The Anglican bishop N.T. Wright is reputed to have said, “Wherever St. Paul went, there was a riot. Wherever I go, they serve tea.” Over the next several months, we are going to look at two books by one of the most important writers in the Bible: the Apostle Paul.
The Jew named Saul had risen quickly in the ranks of the Pharisees when Jesus Christ completely upended the life of this “Hebrew of Hebrews” (Philippians 3:5). He was on his way to continue to persecute the Church (Acts 9:5), but for the rest of his life, Paul — a new name for a new man — would use the same zeal to build the Church he once tried to destroy. God graciously inspired and preserved 12 of Paul’s letters to churches. In this column, we will look at two of his earliest letters: 1 and 2 Thessalonians. Since Paul wrote these letters to guide this young church in Thessalonica, we will look this month at Luke’s record of the church’s founding in Acts 17:1-9.

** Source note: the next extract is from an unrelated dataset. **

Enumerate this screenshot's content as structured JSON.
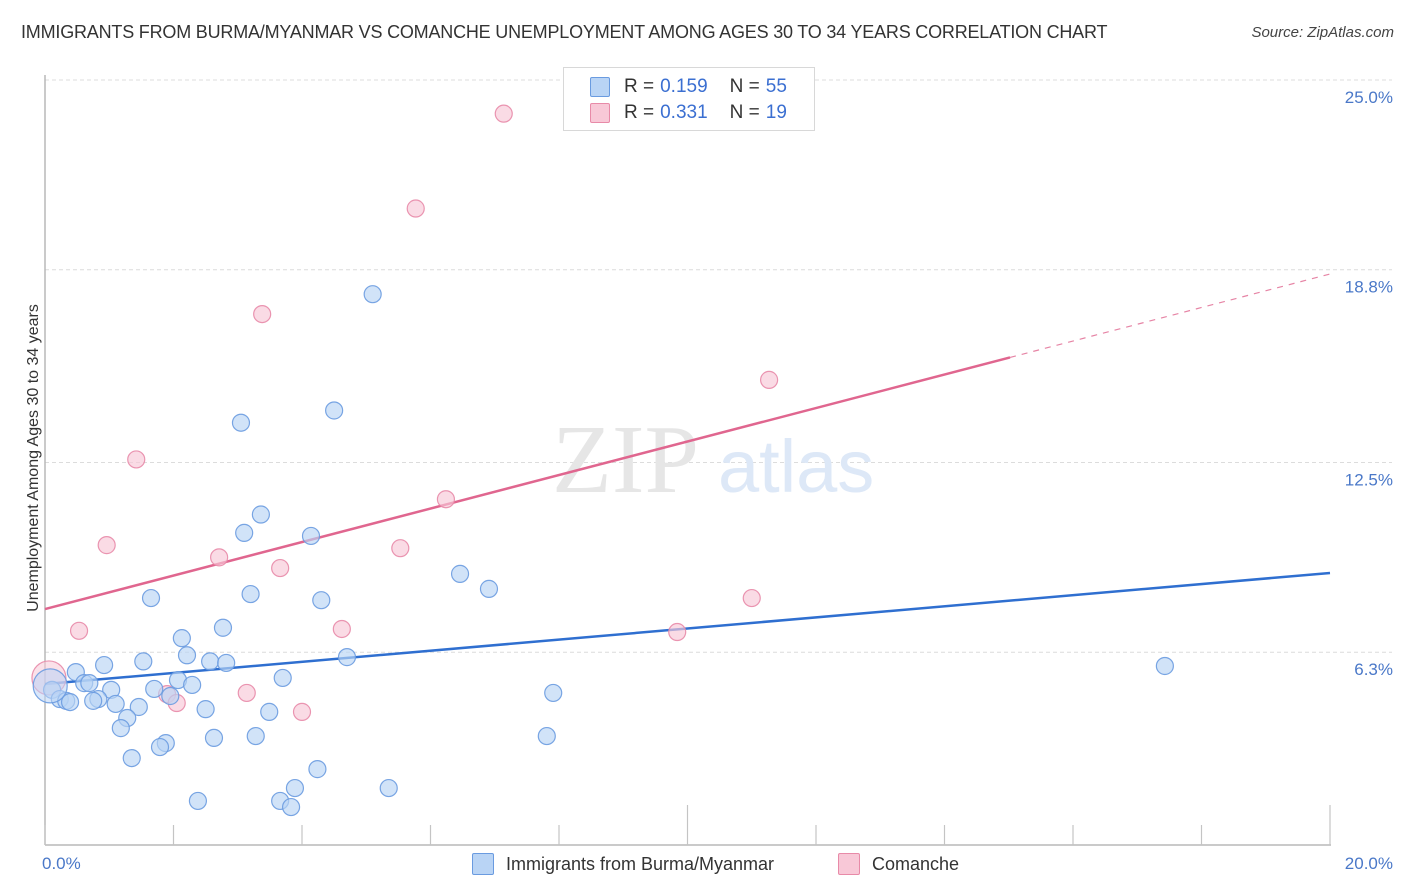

When Acts 17 begins, Paul has just been released from prison in Philippi for preaching the gospel. He then traveled about 100 miles to Thessalonica, which was the most important city in the Roman province of Macedonia. He went to a Jewish synagogue and argued for three weeks that Jesus was the Christ, or Messiah. He claimed, based on their Scriptures (or the Old Testament), that the Messiah had to suffer, die, and rise again. Presumably, he quoted passages like Isaiah 53, Psalm 2, and Psalm 110.

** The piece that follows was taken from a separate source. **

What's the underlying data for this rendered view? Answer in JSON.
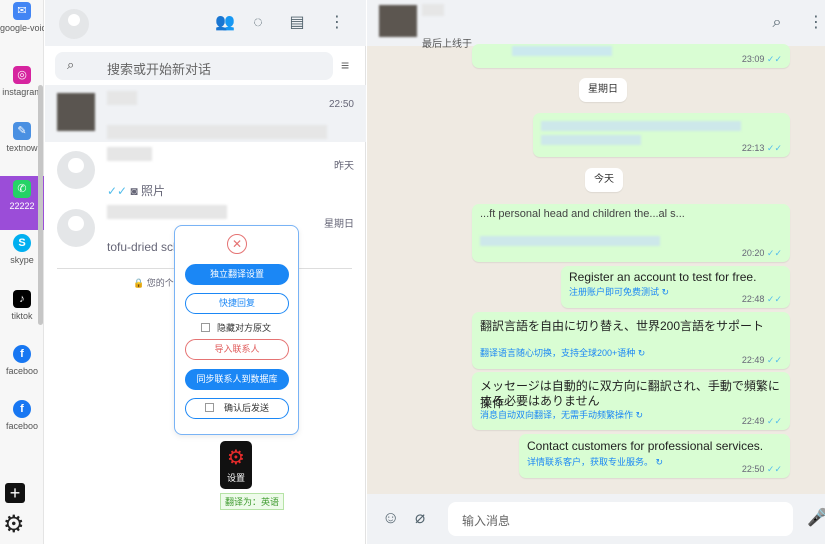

Many Gentiles became Christians as a response to his message, but the Jews became jealous and stirred up a crowd to accuse him of disturbing the peace or even bringing about an insurrection. The crowd couldn’t find Paul, but they did imprison a supporter of Paul named Jason before Jason was released on bail. After Jason’s release, Paul left Thessalonica, but, as we will see in later months, he did not forget the Thessalonian church.
Today as we think back on this story, what do churches need to take seriously? First, churches should take seriously the fact that the story of Jesus dominated Paul’s message. In Luke’s concise summary of Paul’s message, we see that Paul’s message was about the death and resurrection of Jesus. Churches must realize that the gospel is not first about feeling better, finding purpose, for whom to vote, or even a plan of salvation. The gospel is the story of Jesus, and the gospel is what saves.
Second, churches must take seriously the fact that the message wasn’t political, but the message affected the way people thought about politics. In other words, Paul wasn’t starting a political revolution, but his opponents rightly recognized that he was proclaiming “another King, Jesus” (Acts 17:7). The phrase translated “turn the world upside down” often means to “disturb, trouble, upset” — in this case, the whole Roman world. The story of Jesus is the power of God to save those who believe and thus recognize their need of salvation, but the same gospel threatens, disturbs, and troubles those who trust in Caesar — then, or today.
These truths were, and are, the disturbing foundation of the Church. God has come to rescue His people through the death and the resurrection of Jesus. Those who believe that message join themselves to God’s Church (Acts 17:4) and hold to something deeper and stronger than Caesar. God, through Paul, called believers to a different life then. Through 1 and 2 Thessalonians, He still does today.